When I was about 12 a car crashed in my quiet street (somebody tried to drive it through a concrete fence), so the next day I sat in the street and did an ink drawing of it with a mapping pen nib. That was excellent art. Then I stole one of the gigantic suspension springs and took it home to use as a stool, which by some silly definitions was also an act of art. But this all evades the original question about whether the actual car crash is art for evoking feelings, or whether art in fact must involve pictures, or human communication, or what. It's one of the impossible definitions, along with "intelligence" and "freedom". I'm a fan of "I know it when I see it".
Perhaps it has to be a more sophisticated emotion, such as feeling tired of a hackneyed definition.
The author has succeeded only in arguing one meaningless image factory produces images they find more aesthetically pleasing than another meaningless image factory.
The framing implies they understand little of art at all; beyond gurgling and clapping like a child at the colors and shapes they find most stimulating.
It seems we have found the One True Artist on this thread, the gatekeeper and judge for all that is worthy. Humble obedience in thy presence.
Why say this in such a rude way?
Because powerful interests are trying to hijack human creative pursuits in the interest of profit. None of the images in the post are art.
Well, birthdays are merely symbolic of how another year's gone by and how little we've grown. No matter how desperate we are that someday a better self will emerge, with each flicker of the candles on the cake we know it's not to be. That for the rest of our sad, wretched, pathetic lives, this is who we are to the bitter end. Inevitably, irrevocably. Happy birthday? No such thing.
Found the zealot.
Is true art a hermetic endeavour which must be gate-kept to seal out the lesser folk?
If so, then why lambast the lesser folk over their ignorance of the secret knowledge?
> Is true art a hermetic endeavour which must be gate-kept to seal out the lesser folk?
Kind of. If everyone on the planet can paint the Sistine Chapel’s ceiling, then it’s not anything special anymore is it? Especially if it reduces the process to asking the world’s most prolific counterfeit machine to do it for you.
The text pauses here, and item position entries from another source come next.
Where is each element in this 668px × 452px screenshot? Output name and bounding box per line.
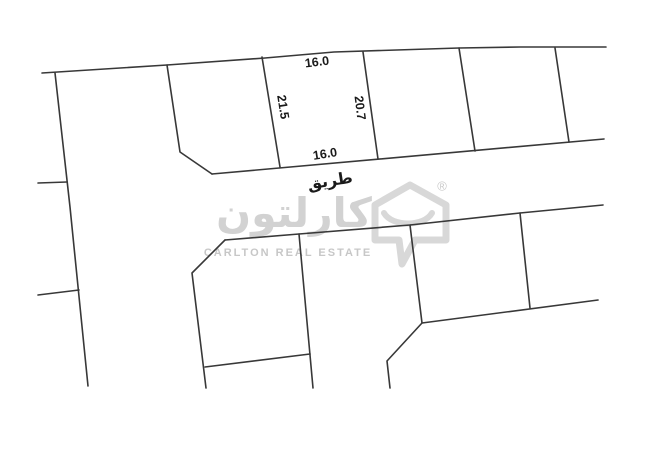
cadastral-map: كارلتون CARLTON REAL ESTATE ® 16.0 21.5 … <box>0 0 668 452</box>
dimension-label-bottom: 16.0 <box>312 145 338 163</box>
road-label: طريق <box>306 168 354 195</box>
dimension-label-left: 21.5 <box>274 94 292 120</box>
dimension-label-top: 16.0 <box>304 54 330 71</box>
dimension-label-right: 20.7 <box>352 95 369 121</box>
labels-layer: 16.0 21.5 20.7 16.0 طريق <box>0 0 668 452</box>
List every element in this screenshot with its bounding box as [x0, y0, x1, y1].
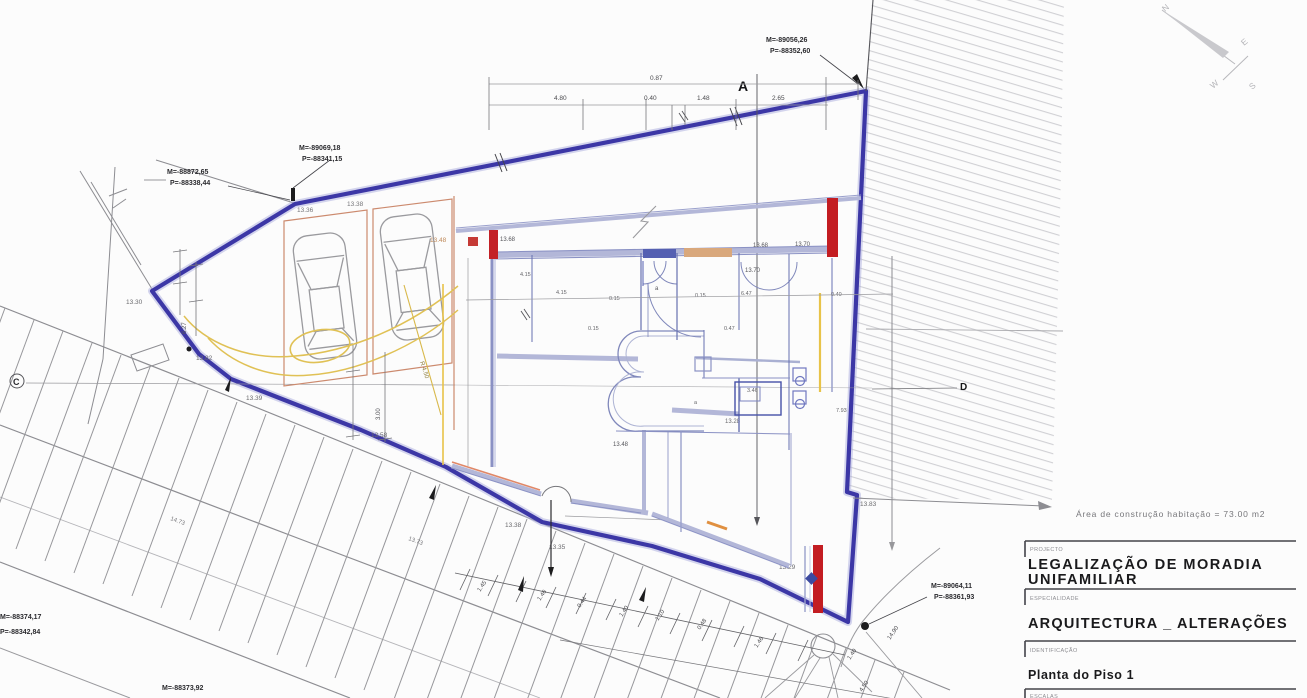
svg-text:13.70: 13.70 [745, 268, 761, 274]
svg-text:P=-88352,60: P=-88352,60 [770, 48, 810, 55]
svg-text:13.68: 13.68 [500, 237, 516, 243]
svg-text:1.48: 1.48 [697, 95, 710, 102]
svg-text:13.38: 13.38 [505, 522, 522, 529]
svg-text:M=-89064,11: M=-89064,11 [931, 583, 972, 590]
svg-text:13.38: 13.38 [347, 201, 364, 208]
svg-text:A: A [738, 78, 748, 94]
svg-text:C: C [13, 377, 20, 387]
svg-text:D: D [960, 382, 967, 393]
svg-text:0.40: 0.40 [644, 95, 657, 102]
svg-text:6.27: 6.27 [182, 322, 188, 334]
svg-text:3.00: 3.00 [376, 408, 382, 420]
svg-text:13.36: 13.36 [297, 207, 314, 214]
svg-text:4.15: 4.15 [520, 272, 531, 278]
svg-text:P=-88342,84: P=-88342,84 [0, 629, 40, 636]
svg-text:13.70: 13.70 [795, 242, 811, 248]
svg-text:P=-88338,44: P=-88338,44 [170, 180, 210, 187]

Is art then just the outcome? The artifact that was produced?
What's your criteria then for who is allowed to produce art? If allowing everyone to create it lessens its value such that it becomes worthless, there must be a cutoff.
If your goal is to ensure the continuity of human expression, limiting who is allowed to create art and narrowly defining art to great works kind of misses the point.
People are aren’t entitled to get entry into every space they want to with no effort!